Member of the Free State Executive Council for Cooperative Governance and Traditional Affairs and Human Settlements
- Incumbent
- Assumed office 23 June 2024
- Premier: Maqueen Letsoha-Mathae
- Preceded by: Ketso Makume

Member of the Free State Executive Council for Agriculture and Rural Development
- In office 17 March 2023 – 14 June 2024
- Premier: Mxolisi Dukwana
- Preceded by: Thembeni Nxangisa
- Succeeded by: Elzabe Rockman

Member of the Free State Provincial Legislature
- Incumbent
- Assumed office 16 March 2023

Personal details
- Born: 8 January 1974 (age 52)
- Party: African National Congress

= Saki Mokoena =

South African politician (born 1974)

Teboho Zacharia "Saki" Mokoena (born 8 January 1974) is a South African politician who has been the Free State's Member of the Executive Council for Cooperative Governance and Traditional Affairs and Human Settlements since 2024 and a member of the Free State Provincial Legislature since March 2023. He served as the MEC for Agriculture and Rural Development from 2023 until 2024. Mokoena is a member of the African National Congress

==Life and career==
In June 2021, Mokoena was appointed the provincial head of elections of the African National Congress in the Free State.
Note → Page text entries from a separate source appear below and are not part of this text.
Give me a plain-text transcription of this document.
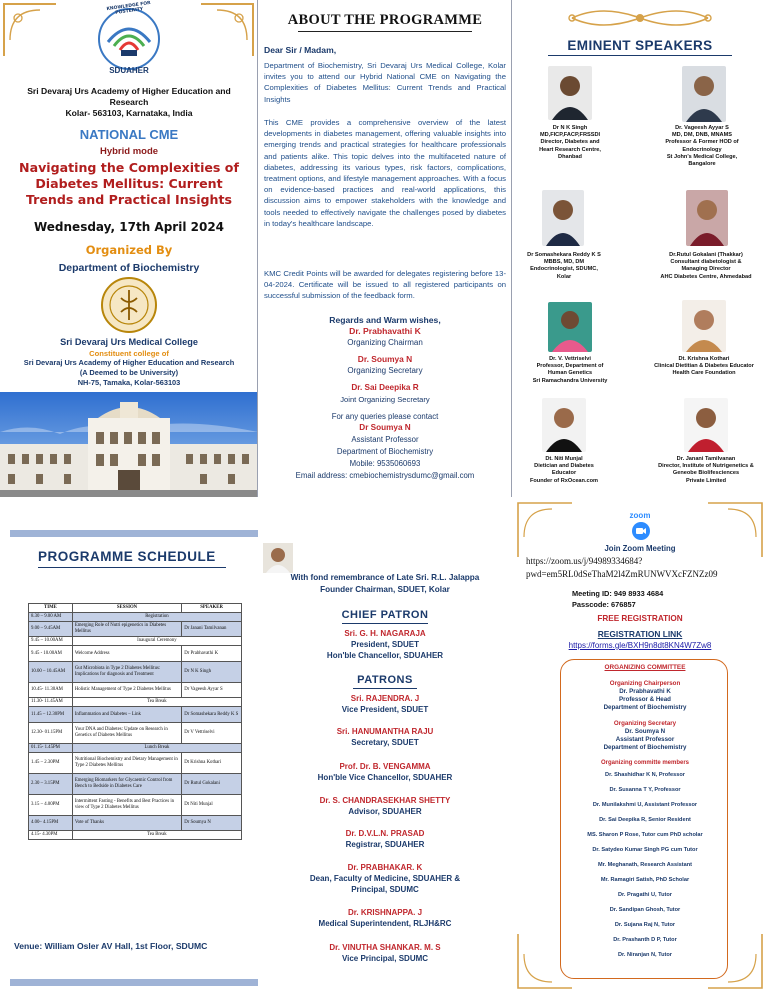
KNOWLEDGE FOR POSTERITY
SDUAHER
Sri Devaraj Urs Academy of Higher Education and
Research
Kolar- 563103, Karnataka, India
NATIONAL CME
Hybrid mode
Navigating the Complexities of
Diabetes Mellitus: Current
Trends and Practical Insights
Wednesday, 17th April 2024
Organized By
Department of Biochemistry
Sri Devaraj Urs Medical College
Constituent college of
Sri Devaraj Urs Academy of Higher Education and Research
(A Deemed to be University)
NH-75, Tamaka, Kolar-563103
ABOUT THE PROGRAMME
Dear Sir / Madam,
Department of Biochemistry, Sri Devaraj Urs Medical College, Kolar invites you to attend our Hybrid National CME on Navigating the Complexities of Diabetes Mellitus: Current Trends and Practical Insights
This CME provides a comprehensive overview of the latest developments in diabetes management, offering valuable insights into emerging trends and practical strategies for healthcare professionals and patients alike. This topic delves into the multifaceted nature of diabetes, addressing its various types, risk factors, complications, treatment options, and lifestyle management approaches. With a focus on evidence-based practices and real-world applications, this discussion aims to empower stakeholders with the knowledge and tools needed to effectively navigate the challenges posed by diabetes in today's healthcare landscape.
KMC Credit Points will be awarded for delegates registering before 13-04-2024. Certificate will be issued to all registered participants on successful submission of the feedback form.
Regards and Warm wishes,
Dr. Prabhavathi K
Organizing Chairman
Dr. Soumya N
Organizing Secretary
Dr. Sai Deepika R
Joint Organizing Secretary
For any queries please contact
Dr Soumya N
Assistant Professor
Department of Biochemistry
Mobile: 9535060693
Email address: cmebiochemistrysdumc@gmail.com
EMINENT SPEAKERS
Dr N K Singh
MD,FICP,FACP,FRSSDI
Director, Diabetes and
Heart Research Centre,
Dhanbad
Dr. Vageesh Ayyar S
MD, DM, DNB, MNAMS
Professor & Former HOD of
Endocrinology
St John's Medical College,
Bangalore
Dr Somashekara Reddy K S
MBBS, MD, DM
Endocrinologist, SDUMC,
Kolar
Dr.Rutul Gokalani (Thakkar)
Consultant diabetologist &
Managing Director
AHC Diabetes Centre, Ahmedabad
Dr. V. Vettriselvi
Professor, Department of
Human Genetics
Sri Ramachandra University
Dt. Krishna Kothari
Clinical Dietitian & Diabetes Educator
Health Care Foundation
Dt. Niti Munjal
Dietician and Diabetes
Educator
Founder of RxOcean.com
Dr. Janani Tamilvanan
Director, Institute of Nutrigenetics &
Geneobe Biolifesciences
Private Limited
PROGRAMME SCHEDULE
TIME	SESSION	SPEAKER
8.30 – 9.00 AM	Registration	
9.00 – 9.45AM	Emerging Role of Nutri epigenetics in Diabetes Mellitus	Dr Janani Tamilvanan
9.45 – 10.00AM	Inaugural Ceremony	
9.45 - 10.00AM	Welcome Address	Dr Prabhavathi K
10.00 – 10.45AM	Gut Microbiota in Type 2 Diabetes Mellitus: Implications for diagnosis and Treatment	Dr N K Singh
10.45- 11.30AM	Holistic Management of Type 2 Diabetes Mellitus	Dr Vageesh Ayyar S
11.30- 11.45AM	Tea Break	
11.45 – 12.30PM	Inflammation and Diabetes – Link	Dr Somashekara Reddy K S
12.30- 01.15PM	Your DNA and Diabetes: Update on Research in Genetics of Diabetes Mellitus	Dr V Vettriselvi
01.15- 1.45PM	Lunch Break	
1.45 – 2.30PM	Nutritional Biochemistry and Dietary Management in Type 2 Diabetes Mellitus	Dt Krishna Kothari
2.30 – 3.15PM	Emerging Biomarkers for Glycaemic Control from Bench to Bedside in Diabetes Care	Dr Rutul Gokalani
3.15 – 4.00PM	Intermittent Fasting - Benefits and Best Practices in view of Type 2 Diabetes Mellitus	Dt Niti Munjal
4.00– 4.15PM	Vote of Thanks	Dr Soumya N
4.15- 4.30PM	Tea Break	
Venue: William Osler AV Hall, 1st Floor, SDUMC
With fond remembrance of Late Sri. R.L. Jalappa
Founder Chairman, SDUET, Kolar
CHIEF PATRON
Sri. G. H. NAGARAJA
President, SDUET
Hon'ble Chancellor, SDUAHER
PATRONS
Sri. RAJENDRA. J
Vice President, SDUET
Sri. HANUMANTHA RAJU
Secretary, SDUET
Prof. Dr. B. VENGAMMA
Hon'ble Vice Chancellor, SDUAHER
Dr. S. CHANDRASEKHAR SHETTY
Advisor, SDUAHER
Dr. D.V.L.N. PRASAD
Registrar, SDUAHER
Dr. PRABHAKAR. K
Dean, Faculty of Medicine, SDUAHER &
Principal, SDUMC
Dr. KRISHNAPPA. J
Medical Superintendent, RLJH&RC
Dr. VINUTHA SHANKAR. M. S
Vice Principal, SDUMC
zoom
Join Zoom Meeting
https://zoom.us/j/94989334684?
pwd=em5RL0dSeThaM2l4ZmRUNWVXcFZNZz09
Meeting ID: 949 8933 4684
Passcode: 676857
FREE REGISTRATION
REGISTRATION LINK
https://forms.gle/BXH9n8dt8KN4W7Zw8
ORGANIZING COMMITTEE
Organizing Chairperson
Dr. Prabhavathi K
Professor & Head
Department of Biochemistry
Organizing Secretary
Dr. Soumya N
Assistant Professor
Department of Biochemistry
Organizing committe members
Dr. Shashidhar K N, Professor
Dr. Susanna T Y, Professor
Dr. Munilakshmi U, Assistant Professor
Dr. Sai Deepika R, Senior Resident
MS. Sharon P Rose, Tutor cum PhD scholar
Dr. Satydeo Kumar Singh PG cum Tutor
Mr. Meghanath, Research Assistant
Mr. Ramagiri Satish, PhD Scholar
Dr. Pragathi U, Tutor
Dr. Sandipan Ghosh, Tutor
Dr. Sujana Raj N, Tutor
Dr. Prashanth D P, Tutor
Dr. Niranjan N, Tutor
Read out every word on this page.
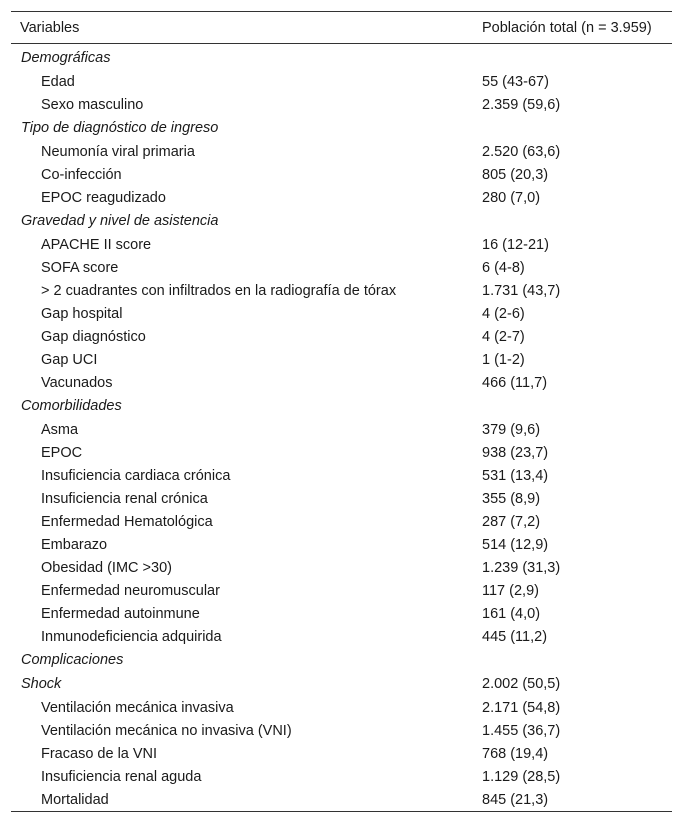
Variables	Población total (n = 3.959)
Demográficas	
Edad	55 (43-67)
Sexo masculino	2.359 (59,6)
Tipo de diagnóstico de ingreso	
Neumonía viral primaria	2.520 (63,6)
Co-infección	805 (20,3)
EPOC reagudizado	280 (7,0)
Gravedad y nivel de asistencia	
APACHE II score	16 (12-21)
SOFA score	6 (4-8)
> 2 cuadrantes con infiltrados en la radiografía de tórax	1.731 (43,7)
Gap hospital	4 (2-6)
Gap diagnóstico	4 (2-7)
Gap UCI	1 (1-2)
Vacunados	466 (11,7)
Comorbilidades	
Asma	379 (9,6)
EPOC	938 (23,7)
Insuficiencia cardiaca crónica	531 (13,4)
Insuficiencia renal crónica	355 (8,9)
Enfermedad Hematológica	287 (7,2)
Embarazo	514 (12,9)
Obesidad (IMC >30)	1.239 (31,3)
Enfermedad neuromuscular	117 (2,9)
Enfermedad autoinmune	161 (4,0)
Inmunodeficiencia adquirida	445 (11,2)
Complicaciones	
Shock	2.002 (50,5)
Ventilación mecánica invasiva	2.171 (54,8)
Ventilación mecánica no invasiva (VNI)	1.455 (36,7)
Fracaso de la VNI	768 (19,4)
Insuficiencia renal aguda	1.129 (28,5)
Mortalidad	845 (21,3)
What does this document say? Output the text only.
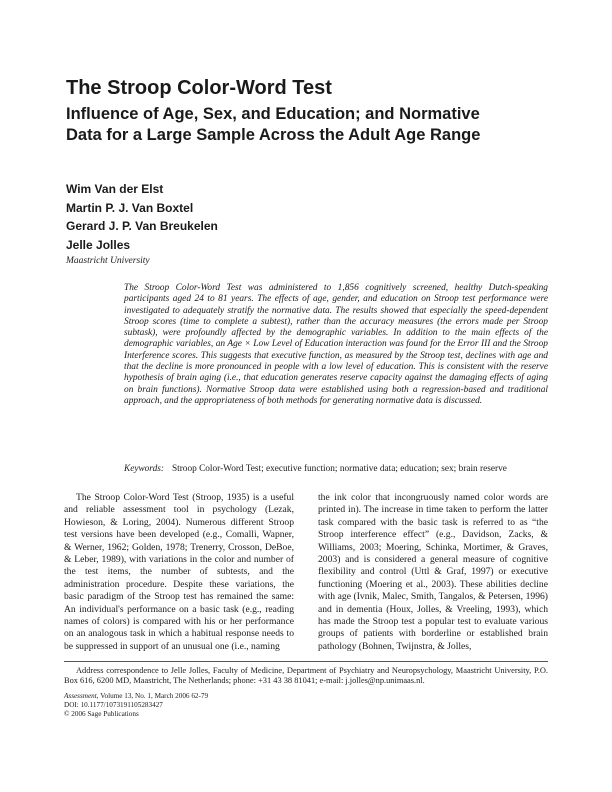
The Stroop Color-Word Test
Influence of Age, Sex, and Education; and Normative
Data for a Large Sample Across the Adult Age Range
Wim Van der Elst
Martin P. J. Van Boxtel
Gerard J. P. Van Breukelen
Jelle Jolles
Maastricht University

The Stroop Color-Word Test was administered to 1,856 cognitively screened, healthy Dutch-speaking participants aged 24 to 81 years. The effects of age, gender, and education on Stroop test performance were investigated to adequately stratify the normative data. The results showed that especially the speed-dependent Stroop scores (time to complete a subtest), rather than the accuracy measures (the errors made per Stroop subtask), were profoundly affected by the demographic variables. In addition to the main effects of the demographic variables, an Age × Low Level of Education interaction was found for the Error III and the Stroop Interference scores. This suggests that executive function, as measured by the Stroop test, declines with age and that the decline is more pronounced in people with a low level of education. This is consistent with the reserve hypothesis of brain aging (i.e., that education generates reserve capacity against the damaging effects of aging on brain functions). Normative Stroop data were established using both a regression-based and traditional approach, and the appropriateness of both methods for generating normative data is discussed.

Keywords: Stroop Color-Word Test; executive function; normative data; education; sex; brain reserve

The Stroop Color-Word Test (Stroop, 1935) is a useful and reliable assessment tool in psychology (Lezak, Howieson, & Loring, 2004). Numerous different Stroop test versions have been developed (e.g., Comalli, Wapner, & Werner, 1962; Golden, 1978; Trenerry, Crosson, DeBoe, & Leber, 1989), with variations in the color and number of the test items, the number of subtests, and the administration procedure. Despite these variations, the basic paradigm of the Stroop test has remained the same: An individual's performance on a basic task (e.g., reading names of colors) is compared with his or her performance on an analogous task in which a habitual response needs to be suppressed in support of an unusual one (i.e., naming

the ink color that incongruously named color words are printed in). The increase in time taken to perform the latter task compared with the basic task is referred to as “the Stroop interference effect” (e.g., Davidson, Zacks, & Williams, 2003; Moering, Schinka, Mortimer, & Graves, 2003) and is considered a general measure of cognitive flexibility and control (Uttl & Graf, 1997) or executive functioning (Moering et al., 2003). These abilities decline with age (Ivnik, Malec, Smith, Tangalos, & Petersen, 1996) and in dementia (Houx, Jolles, & Vreeling, 1993), which has made the Stroop test a popular test to evaluate various groups of patients with borderline or established brain pathology (Bohnen, Twijnstra, & Jolles,

Address correspondence to Jelle Jolles, Faculty of Medicine, Department of Psychiatry and Neuropsychology, Maastricht University, P.O. Box 616, 6200 MD, Maastricht, The Netherlands; phone: +31 43 38 81041; e-mail: j.jolles@np.unimaas.nl.

Assessment, Volume 13, No. 1, March 2006 62-79
DOI: 10.1177/1073191105283427
© 2006 Sage Publications
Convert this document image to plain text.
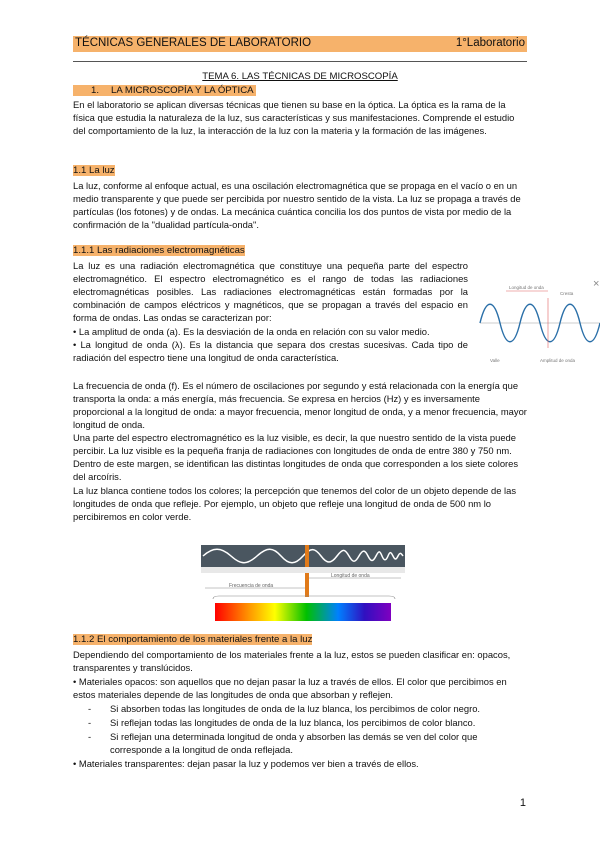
TÉCNICAS GENERALES DE LABORATORIO	1°Laboratorio
TEMA 6. LAS TÉCNICAS DE MICROSCOPÍA
1. LA MICROSCOPÍA Y LA ÓPTICA

En el laboratorio se aplican diversas técnicas que tienen su base en la óptica. La óptica es la rama de la física que estudia la naturaleza de la luz, sus características y sus manifestaciones. Comprende el estudio del comportamiento de la luz, la interacción de la luz con la materia y la formación de las imágenes.

1.1 La luz

La luz, conforme al enfoque actual, es una oscilación electromagnética que se propaga en el vacío o en un medio transparente y que puede ser percibida por nuestro sentido de la vista. La luz se propaga a través de partículas (los fotones) y de ondas. La mecánica cuántica concilia los dos puntos de vista por medio de la confirmación de la "dualidad partícula-onda".

1.1.1 Las radiaciones electromagnéticas

La luz es una radiación electromagnética que constituye una pequeña parte del espectro electromagnético. El espectro electromagnético es el rango de todas las radiaciones electromagnéticas posibles. Las radiaciones electromagnéticas están formadas por la combinación de campos eléctricos y magnéticos, que se propagan a través del espacio en forma de ondas. Las ondas se caracterizan por:

• La amplitud de onda (a). Es la desviación de la onda en relación con su valor medio.

• La longitud de onda (λ). Es la distancia que separa dos crestas sucesivas. Cada tipo de radiación del espectro tiene una longitud de onda característica.

×
Longitud de onda
Cresta
Valle	Amplitud de onda

La frecuencia de onda (f). Es el número de oscilaciones por segundo y está relacionada con la energía que transporta la onda: a más energía, más frecuencia. Se expresa en hercios (Hz) y es inversamente proporcional a la longitud de onda: a mayor frecuencia, menor longitud de onda, y a menor frecuencia, mayor longitud de onda.

Una parte del espectro electromagnético es la luz visible, es decir, la que nuestro sentido de la vista puede percibir. La luz visible es la pequeña franja de radiaciones con longitudes de onda de entre 380 y 750 nm. Dentro de este margen, se identifican las distintas longitudes de onda que corresponden a los siete colores del arcoíris.

La luz blanca contiene todos los colores; la percepción que tenemos del color de un objeto depende de las longitudes de onda que refleje. Por ejemplo, un objeto que refleje una longitud de onda de 500 nm lo percibiremos en color verde.

Longitud de onda
Frecuencia de onda
1.1.2 El comportamiento de los materiales frente a la luz

Dependiendo del comportamiento de los materiales frente a la luz, estos se pueden clasificar en: opacos, transparentes y translúcidos.

• Materiales opacos: son aquellos que no dejan pasar la luz a través de ellos. El color que percibimos en estos materiales depende de las longitudes de onda que absorban y reflejen.

- Si absorben todas las longitudes de onda de la luz blanca, los percibimos de color negro.

- Si reflejan todas las longitudes de onda de la luz blanca, los percibimos de color blanco.

- Si reflejan una determinada longitud de onda y absorben las demás se ven del color que corresponde a la longitud de onda reflejada.

• Materiales transparentes: dejan pasar la luz y podemos ver bien a través de ellos.

1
In 2023, it was reported that he held a higher certificate in economics and was a final-year Bachelor of Commerce in Economics student.

In March 2023, Mokoena was sworn in as a member of the Free State Provincial Legislature and appointed Member of the Executive Council (MEC) for Agriculture and Rural Development.

Mokoenna was promoted to MEC for Cooperative Governance and Traditional Affairs and Human Settlements following the 2024 general election.